Indicators of transistor size have been used to describe the advancement in chip manufacturing capability. Most recently these processes have been called 20 or 22 nanometers (nm), with these numbers describing the size of chip features – wires or transistors – which can be easily measured. This provides a measure of speed, cost and performance.
That is all changing according to Chenming Hu, the co-inventor of the FinFET state-of-the-art transistor. “Nobody knows anymore what 16 nm means or what 14 nm means,” said Hu, when describing the latest FinFET chips slated to begin shipping in 2014.
In a recent article Rachel Courtland* points out that chip makers are expressing the relative merit of new technologies with “Node Numbers.”Design and process improvements drive each improvement in performance while delivering better cost performance with no relation to the size of the transistors or features used to make up the complex computer chips. The relationship between the size of transistors and improvements in density and performance is now related to other process improvements. Since 2007 the size of transistor gates remained somewhat static and in 2013 the pitch of wires on chips seems to have stalled. So chip manufacturers now use these Node Numbers to indicate a new generation of technology.

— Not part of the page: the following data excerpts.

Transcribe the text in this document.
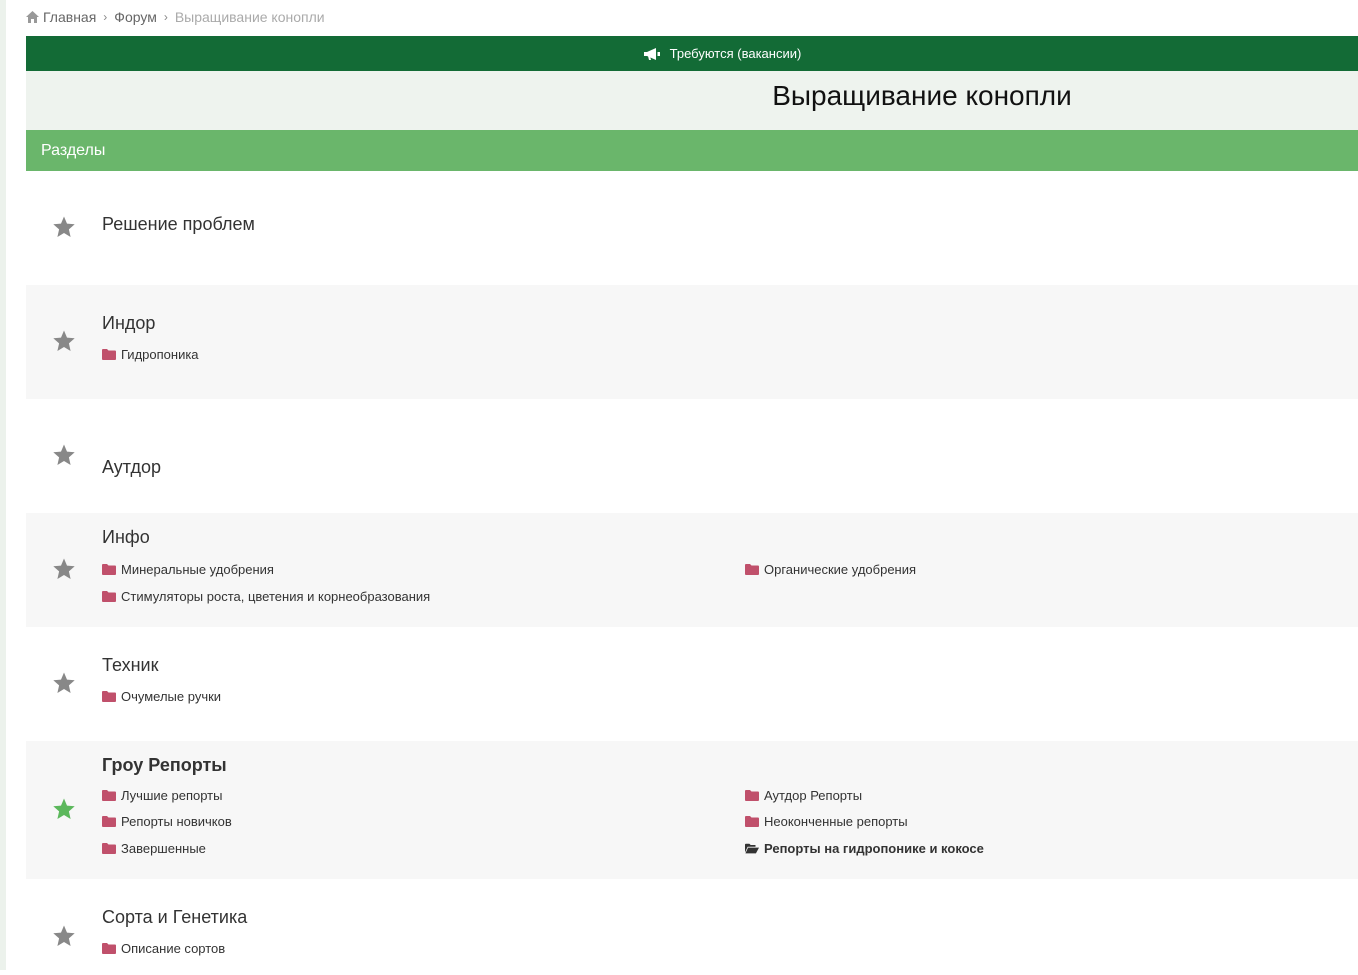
Главная › Форум › Выращивание конопли
Требуются (вакансии)
Выращивание конопли
Разделы
Решение проблем
Индор
Гидропоника
Аутдор
Инфо
Минеральные удобрения	Органические удобрения
Стимуляторы роста, цветения и корнеобразования
Техник
Очумелые ручки
Гроу Репорты
Лучшие репорты	Аутдор Репорты
Репорты новичков	Неоконченные репорты
Завершенные	Репорты на гидропонике и кокосе
Сорта и Генетика
Описание сортов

Keeping track of Moore’s law will be more difficult in the future without the obvious points of reference we used in the past such as transistor size. Perhaps new metrics will become apparent. For example, effective chip density may be a new metric to measure future node improvements. The IT industry is somewhat driven by the technology progression predicted by Moore’s law, and it is an important consideration in IT investment strategies.
Data center network infrastructures are another example of this discussion. New technologies like software-defined networks are creating new capabilities by enhancing traditional internet protocol data networks. Traditional data center IP networks must now focus on other metrics – density, scalability, reliability and agility – to support evolving data center network applications. The old metrics used to measure network capability, such as 10G and 40G Ethernet, still exist as a baseline, but new metrics are needed to describe new data center innovations. SDN and other new data center architectures will drive better network efficiency. As always, the founding physical layer must evolve to support these innovations.
Whether you are buying a new smartphone or building a new data center, we all expect to see better results for less money as time goes by. Innovation will continue to provide cost improvement and help sustain the Moore effect for IT systems. Investing in the right partnerships that foster innovation will serve you well as more focus is placed on optimizing traditional technologies. Some of the traditional drivers, like transistor size, might not provide the same pace of innovation they have in the past. I believe Moore’s law will continue to hold true. I am already planning my next system purchase based on what I expect the cost and performance to be in two years.